Aus Sicht eines Service-Mitarbeiters…

Ihr kennt ja alle diesen berühmten Spruch „Servicewüste Deutschland“. Da wird immer wieder darüber berichtet, wie wenig kundenorientiert viele Firmen doch sind, dass Service-/Supportmitarbeiter überhaupt kein Bock hätten usw. Was mir bei diesen Berichten/Reportagen immer wieder auffällt, ist die Tatsache, wie wenig dieses Thema aus der Sicht der Service-/Supportmitarbeiter beleuchtet wird. Ich persönlich bin zum Glück in der Lage, beide Seiten gut zu kennen. Einerseits bin ich, wie jeder von euch auch, in erster Linie Käufer eines bestimmten Produktes und somit auch Kunde eines Geschäftes, wo ich dieses Produkt erworben habe.

Allerdings stand ich zu meiner Zeit als Apple-Techniker in meinem beruflichen Alltag täglich auf der anderen Seite. Und was ich da alles ertragen musste, wird nämlich in solchen Berichten/Reportagen gerne unter den Teppich gekehrt.

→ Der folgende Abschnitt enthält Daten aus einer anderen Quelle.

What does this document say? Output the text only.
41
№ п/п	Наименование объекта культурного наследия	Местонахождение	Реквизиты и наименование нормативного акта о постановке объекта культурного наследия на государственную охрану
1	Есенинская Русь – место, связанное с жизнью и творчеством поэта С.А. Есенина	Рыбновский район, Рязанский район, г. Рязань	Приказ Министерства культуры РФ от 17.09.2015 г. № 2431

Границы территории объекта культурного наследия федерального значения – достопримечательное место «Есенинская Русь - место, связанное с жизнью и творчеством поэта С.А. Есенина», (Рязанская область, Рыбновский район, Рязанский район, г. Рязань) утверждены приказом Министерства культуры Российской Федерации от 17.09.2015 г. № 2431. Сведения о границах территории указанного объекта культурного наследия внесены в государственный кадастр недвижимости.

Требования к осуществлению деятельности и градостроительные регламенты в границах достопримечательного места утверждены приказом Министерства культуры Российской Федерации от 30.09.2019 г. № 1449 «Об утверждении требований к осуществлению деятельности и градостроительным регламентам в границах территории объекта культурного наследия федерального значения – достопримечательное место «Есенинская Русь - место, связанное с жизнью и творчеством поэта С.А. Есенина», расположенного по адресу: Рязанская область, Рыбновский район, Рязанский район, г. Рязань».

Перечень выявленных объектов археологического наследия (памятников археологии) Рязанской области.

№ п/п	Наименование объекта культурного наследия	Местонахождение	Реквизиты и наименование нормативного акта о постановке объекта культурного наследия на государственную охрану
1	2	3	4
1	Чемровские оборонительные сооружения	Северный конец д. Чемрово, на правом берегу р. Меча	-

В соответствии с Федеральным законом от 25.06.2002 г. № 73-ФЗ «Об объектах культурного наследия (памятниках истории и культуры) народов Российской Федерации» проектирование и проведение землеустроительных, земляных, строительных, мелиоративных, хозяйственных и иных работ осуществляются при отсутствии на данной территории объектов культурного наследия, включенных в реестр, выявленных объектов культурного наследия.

Z. B. hatten wir mal einen Kunden, der kam  in einem Tonfall daher, dass ich dachte, ich hab mich spontan der Bundeswehr angeschlossen. Dieser wollte uns erklären, dass wir in sein MacBook Pro eine neue Hauptplatine einbauen müssen (kostenfrei versteht sich), da er über Google (!) heraus gefunden habe, dass sein MacBook Pro „diesen berühmten Grafikfehler…“ habe. „Und Apple tauscht das ja auf Kulanz“. In so einem Fall muss ich dem Kunden dann freundlich darauf hinweisen, dass es nicht so einfach ist. Ja, es gab diese Support-Dokumente (waren damals auch auf der Apple Homepage zu finden). Allerdings existierten mit diesen Dokumenten noch Arbeitsanweisungen für alle Techniker, wie das in solch einem Fall zu bearbeiten war. Da gab es verschiedene Kriterien, (je nach Gerät und Problem) wie sich dieser Fehler „zu äußern hatte“, dass die Kulanz zog. Dazu gab es noch Diagnose-Software von Apple, die das in der Regel bestätigen musste (z. B. durch Erstellung eines Codes, etc.). Und zu guter letzt gibt es bei den meisten Kulanz-Geschichten von Apple eine zeitliche Frist (innerhalb X Jahre nach Kaufdatum) in der diese Kulanz greift. Sollte eine der genannten Kriterien nicht zutreffen, wäre eine Reparatur kostenpflichtig. Wenn so etwas der Fall ist, erlebt mal diesen Kunden, wenn er gerade am ausflippen ist. Und noch dazu gesagt, diese Vorgaben kommen von Apple direkt und nicht von uns als Autorisierter Service Provider.

Ebenso musste ich etliche Male persönliche Beleidigungen über mich ergehen lassen (ich wurde schon als Arschloch und Inkompetent und mehr bezeichnet). Glaubt mir, da ruhig zu bleiben, ist nicht gerade einfach. In diesem Fall griffen wir auf unser Hausrecht zurück und verwiesen diese Kunden einfach aus dem Laden, was soviel bedeutete, dass dasProblem immer noch nicht gelöst war.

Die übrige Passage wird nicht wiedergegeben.